Jerry Brown Insists CA Sanctuary Laws Don’t Benefit Criminal Illegal Aliens

California deploys 400 National Guard troops to 'combat crime'
AFP

California Governor Jerry Brown on Tuesday insisted that California’s “sanctuary state” laws do not benefit criminal illegal aliens.

While speaking at the National Press Club in Washington, DC, Brown was asked whether California’s “sanctuary state” laws favor the “rights of criminal illegal aliens over the rights” of law-abiding Californians.

Brown said that notion is “absolutely false” and claimed that there is not a “scintilla of evidence that would support such an outlandish” proposition.

The California governor also said that it is a “lie” to say that Fullerton’s Grace Aguilar would still be alive if the state had more stringent immigration enforcement.

Aguilar, who was just six years of age, was reportedly murdered this year while sitting in her front yard by a twice-deported illegal immigrant who was driving under the influence.

NBC4 reported in February:

Immigration officials say 50-year-old Maximino Delgado Lagunas, who is in the United States illegally, had a blood alcohol level nearly three times the legal limit when he was arrested. Immigration and Customs Enforcement has revealed to NBC4 that Lagunas, a Mexican national, had been deported twice, once in 2001 and again in 2008.

Court records show that in 2015 he was arrested for another DUI. Immigration officials say that back then Buena Park police did not detain Lagunas for the required 48 hours for pickup by immigration officials, instead placing him on informal probation and releasing him to the streets.

It took the Aguilars eight years to have their precious Grace, who was described as someone who “loved people, nature and God.”

Brown last year signed SB 54, the state’s main sanctuary law that prohibits local authorities from honoring Immigration and Customs Enforcement (ICE) detainers, and he has vehemently defended it.

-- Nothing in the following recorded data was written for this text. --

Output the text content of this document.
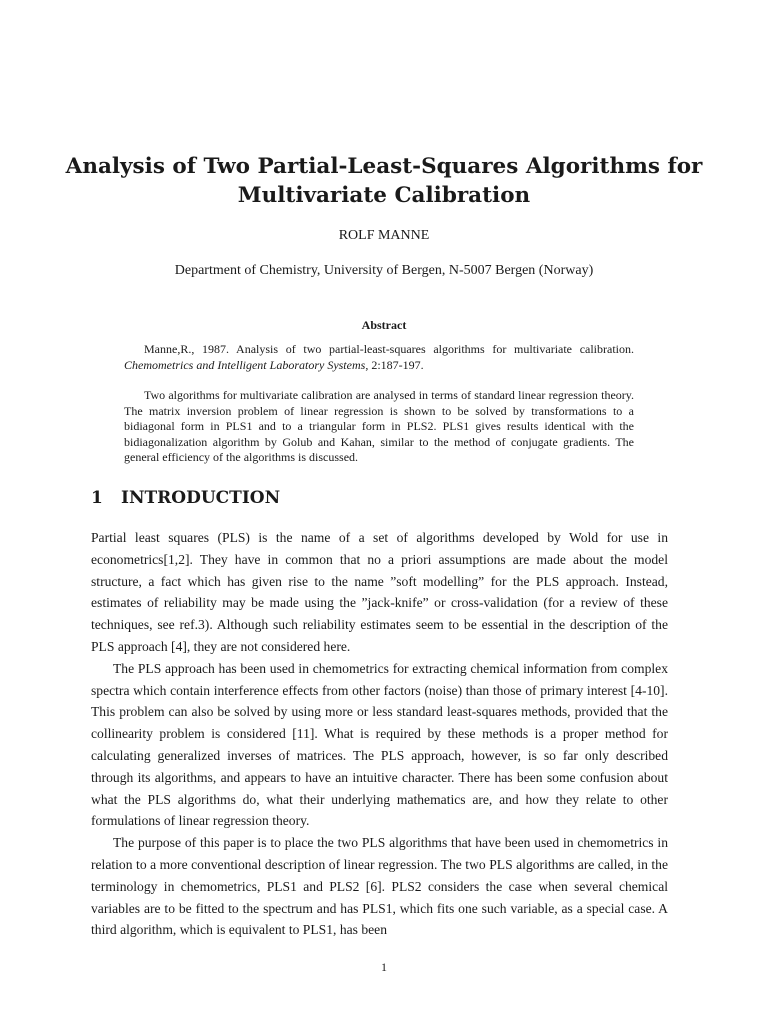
Analysis of Two Partial-Least-Squares Algorithms for Multivariate Calibration
ROLF MANNE
Department of Chemistry, University of Bergen, N-5007 Bergen (Norway)
Abstract

Manne,R., 1987. Analysis of two partial-least-squares algorithms for multivariate calibration. Chemometrics and Intelligent Laboratory Systems, 2:187-197.

Two algorithms for multivariate calibration are analysed in terms of standard linear regression theory. The matrix inversion problem of linear regression is shown to be solved by transformations to a bidiagonal form in PLS1 and to a triangular form in PLS2. PLS1 gives results identical with the bidiagonalization algorithm by Golub and Kahan, similar to the method of conjugate gradients. The general efficiency of the algorithms is discussed.

1 INTRODUCTION

Partial least squares (PLS) is the name of a set of algorithms developed by Wold for use in econometrics[1,2]. They have in common that no a priori assumptions are made about the model structure, a fact which has given rise to the name ”soft modelling” for the PLS approach. Instead, estimates of reliability may be made using the ”jack-knife” or cross-validation (for a review of these techniques, see ref.3). Although such reliability estimates seem to be essential in the description of the PLS approach [4], they are not considered here.

The PLS approach has been used in chemometrics for extracting chemical information from complex spectra which contain interference effects from other factors (noise) than those of primary interest [4-10]. This problem can also be solved by using more or less standard least-squares methods, provided that the collinearity problem is considered [11]. What is required by these methods is a proper method for calculating generalized inverses of matrices. The PLS approach, however, is so far only described through its algorithms, and appears to have an intuitive character. There has been some confusion about what the PLS algorithms do, what their underlying mathematics are, and how they relate to other formulations of linear regression theory.

The purpose of this paper is to place the two PLS algorithms that have been used in chemometrics in relation to a more conventional description of linear regression. The two PLS algorithms are called, in the terminology in chemometrics, PLS1 and PLS2 [6]. PLS2 considers the case when several chemical variables are to be fitted to the spectrum and has PLS1, which fits one such variable, as a special case. A third algorithm, which is equivalent to PLS1, has been

1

After the Trump administration filed a lawsuit against three of California’s “sanctuary state” laws in March, Brown accused the Trump administration of “going to war” against the Golden State.

“This is basically going to war against the state of California, the engine of the American economy,” Brown said then. “It’s not wise, it’s not right, and it will not stand.”

Tuesday at the National Press Club, Brown also said that local officials who have been voting to defy the state’s sanctuary laws were “low-life” politicians trying to “exploit” the immigration issue.